The upcoming UK general election holds significant implications for the fresh produce industry, notably through the anticipated introduction of new post-Brexit import controls and changes in the political landscape. The implementation of the Border Target Operating Model (BTOM) from 31 October 2024, reclassifying EU fruit and vegetable consignments as "medium risk," will necessitate additional paperwork and physical inspections. The Fresh Produce Consortium (FPC) predicts these measures will increase import costs by around £200 million annually, costs likely to be transferred to consumers.
Political parties' policies present varying prospects for the industry. The Conservative Party's emphasis on stringent border controls contrasts with the Labour Party's aim to reduce import costs and enhance supply chain efficiency. Additionally, immigration policies affecting seasonal worker visas are pivotal.

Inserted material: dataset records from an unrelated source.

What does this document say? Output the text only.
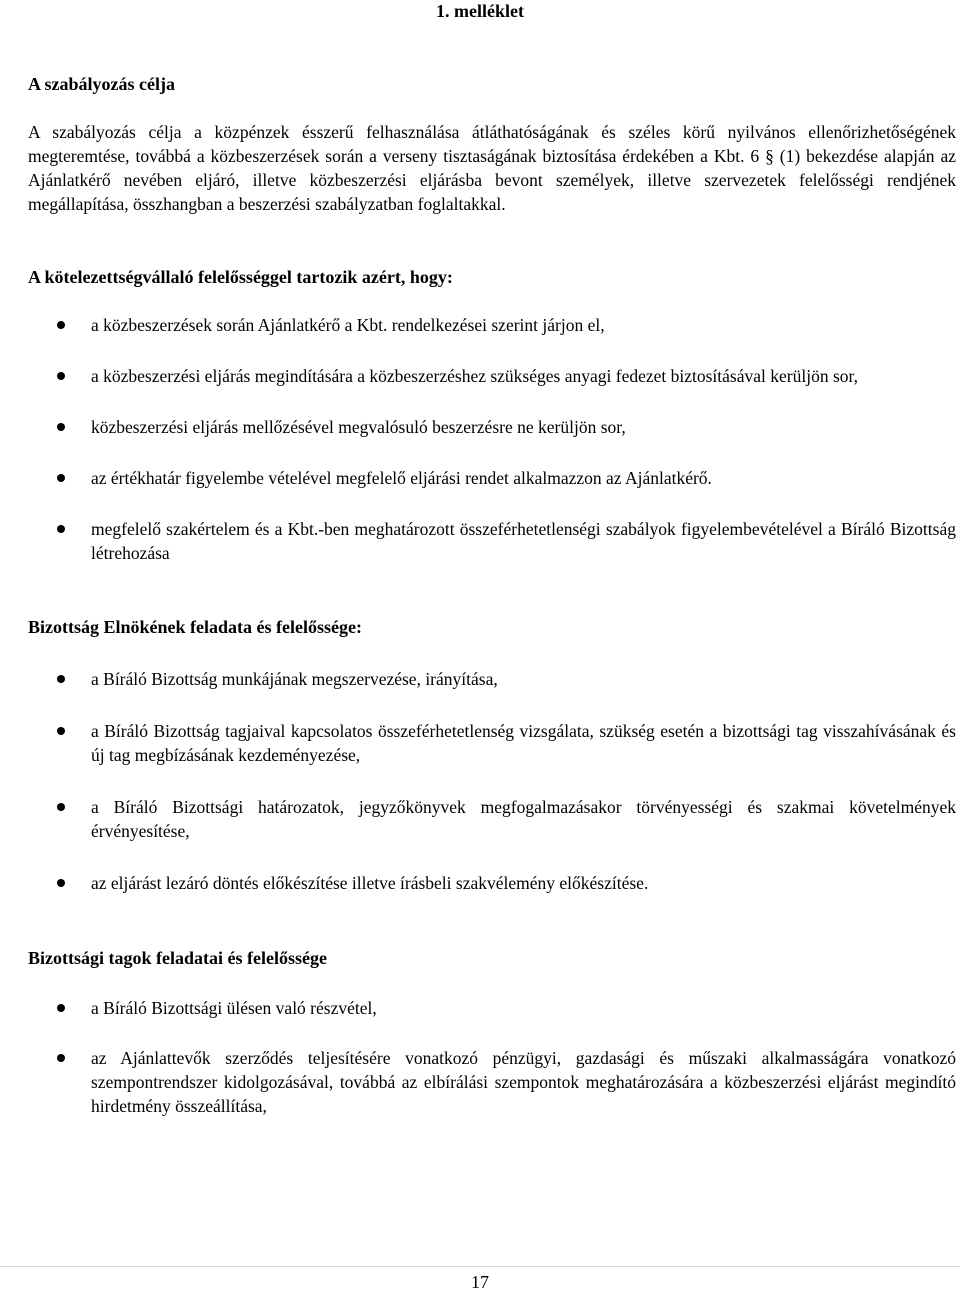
1. melléklet
A szabályozás célja

A szabályozás célja a közpénzek ésszerű felhasználása átláthatóságának és széles körű nyilvános ellenőrizhetőségének megteremtése, továbbá a közbeszerzések során a verseny tisztaságának biztosítása érdekében a Kbt. 6 § (1) bekezdése alapján az Ajánlatkérő nevében eljáró, illetve közbeszerzési eljárásba bevont személyek, illetve szervezetek felelősségi rendjének megállapítása, összhangban a beszerzési szabályzatban foglaltakkal.

A kötelezettségvállaló felelősséggel tartozik azért, hogy:
a közbeszerzések során Ajánlatkérő a Kbt. rendelkezései szerint járjon el,
a közbeszerzési eljárás megindítására a közbeszerzéshez szükséges anyagi fedezet biztosításával kerüljön sor,
közbeszerzési eljárás mellőzésével megvalósuló beszerzésre ne kerüljön sor,
az értékhatár figyelembe vételével megfelelő eljárási rendet alkalmazzon az Ajánlatkérő.
megfelelő szakértelem és a Kbt.-ben meghatározott összeférhetetlenségi szabályok figyelembevételével a Bíráló Bizottság létrehozása
Bizottság Elnökének feladata és felelőssége:
a Bíráló Bizottság munkájának megszervezése, irányítása,
a Bíráló Bizottság tagjaival kapcsolatos összeférhetetlenség vizsgálata, szükség esetén a bizottsági tag visszahívásának és új tag megbízásának kezdeményezése,
a Bíráló Bizottsági határozatok, jegyzőkönyvek megfogalmazásakor törvényességi és szakmai követelmények érvényesítése,
az eljárást lezáró döntés előkészítése illetve írásbeli szakvélemény előkészítése.
Bizottsági tagok feladatai és felelőssége
a Bíráló Bizottsági ülésen való részvétel,
az Ajánlattevők szerződés teljesítésére vonatkozó pénzügyi, gazdasági és műszaki alkalmasságára vonatkozó szempontrendszer kidolgozásával, továbbá az elbírálási szempontok meghatározására a közbeszerzési eljárást megindító hirdetmény összeállítása,
17
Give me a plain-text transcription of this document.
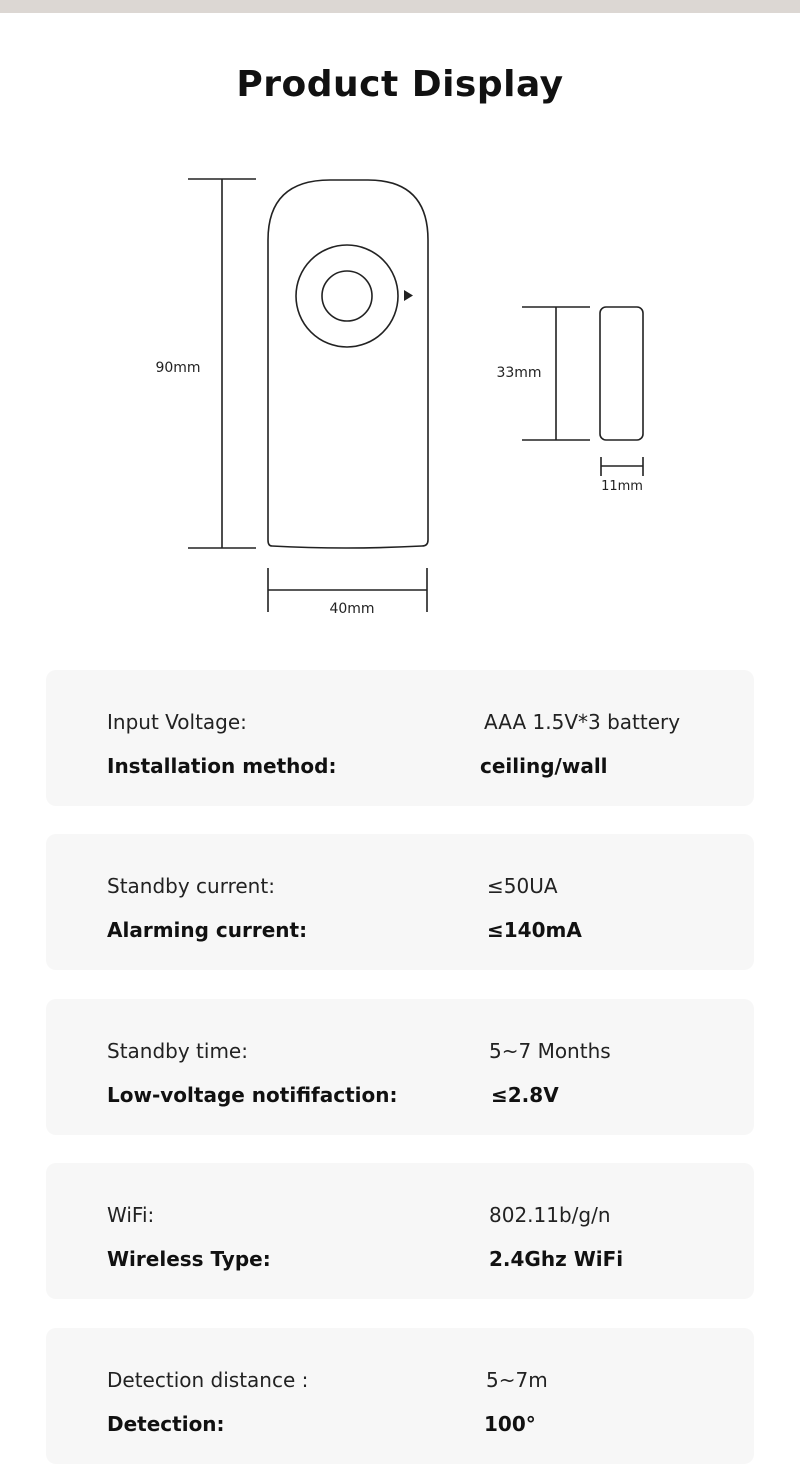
Product Display
90mm
40mm
33mm
11mm
Input Voltage:	AAA 1.5V*3 battery
Installation method:	ceiling/wall
Standby current:	≤50UA
Alarming current:	≤140mA
Standby time:	5~7 Months
Low-voltage notififaction:	≤2.8V
WiFi:	802.11b/g/n
Wireless Type:	2.4Ghz WiFi
Detection distance :	5~7m
Detection:	100°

The current government's allocation of 45,000 visas for horticultural workers in 2023 and 2024 addresses labour shortages, but may require adjustments post-election.

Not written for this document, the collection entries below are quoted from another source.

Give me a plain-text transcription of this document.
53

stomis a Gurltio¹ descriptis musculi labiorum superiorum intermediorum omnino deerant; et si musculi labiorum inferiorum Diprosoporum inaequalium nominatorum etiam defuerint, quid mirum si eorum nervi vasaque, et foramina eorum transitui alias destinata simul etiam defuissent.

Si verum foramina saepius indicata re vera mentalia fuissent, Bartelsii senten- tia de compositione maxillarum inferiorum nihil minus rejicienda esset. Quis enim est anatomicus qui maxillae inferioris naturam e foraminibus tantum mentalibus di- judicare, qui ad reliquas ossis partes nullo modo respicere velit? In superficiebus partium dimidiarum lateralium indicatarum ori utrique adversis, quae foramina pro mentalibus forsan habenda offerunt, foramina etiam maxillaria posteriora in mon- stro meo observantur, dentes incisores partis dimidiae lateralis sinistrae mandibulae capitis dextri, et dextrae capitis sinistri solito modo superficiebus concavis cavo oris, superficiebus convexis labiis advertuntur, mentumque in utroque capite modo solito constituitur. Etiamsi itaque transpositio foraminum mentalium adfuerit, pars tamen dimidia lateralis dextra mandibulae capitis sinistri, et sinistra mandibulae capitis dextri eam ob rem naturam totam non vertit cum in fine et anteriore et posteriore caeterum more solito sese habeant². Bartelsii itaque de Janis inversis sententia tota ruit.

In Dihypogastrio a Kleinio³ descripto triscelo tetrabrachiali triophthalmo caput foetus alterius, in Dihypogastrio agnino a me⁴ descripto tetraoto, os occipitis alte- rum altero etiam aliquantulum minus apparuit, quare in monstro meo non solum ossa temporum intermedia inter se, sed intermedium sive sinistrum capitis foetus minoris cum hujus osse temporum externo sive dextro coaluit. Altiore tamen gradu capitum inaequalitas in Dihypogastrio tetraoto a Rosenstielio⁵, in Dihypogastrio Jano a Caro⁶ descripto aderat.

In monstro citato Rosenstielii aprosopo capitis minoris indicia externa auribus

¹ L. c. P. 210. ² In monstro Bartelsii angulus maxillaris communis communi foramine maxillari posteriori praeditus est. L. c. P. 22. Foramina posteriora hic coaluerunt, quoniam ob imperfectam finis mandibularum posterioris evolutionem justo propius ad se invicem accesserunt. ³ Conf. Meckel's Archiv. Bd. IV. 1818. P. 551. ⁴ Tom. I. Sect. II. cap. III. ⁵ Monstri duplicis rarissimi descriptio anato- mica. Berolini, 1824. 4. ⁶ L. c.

Industry leaders have voiced concerns over the new import controls, highlighting the potential for higher consumer prices and challenges for smaller businesses. Nigel Jenney, Chief Executive of FPC, criticized the system's feasibility, especially regarding the generation of Phytosanitary Certificates. The UK's reliance on EU imports for nearly half of its fruit and vegetable supply exacerbates these issues, with potential for increased prices, reduced availability, and higher spoilage rates.
In response, the UK government has initiated a review to promote fairness in the fresh produce supply chain and invested in agricultural innovation to support domestic production. The outcome of the UK general election will undoubtedly influence fresh produce costs and consumer prices, with the industry and consumers alike advised to monitor developments closely.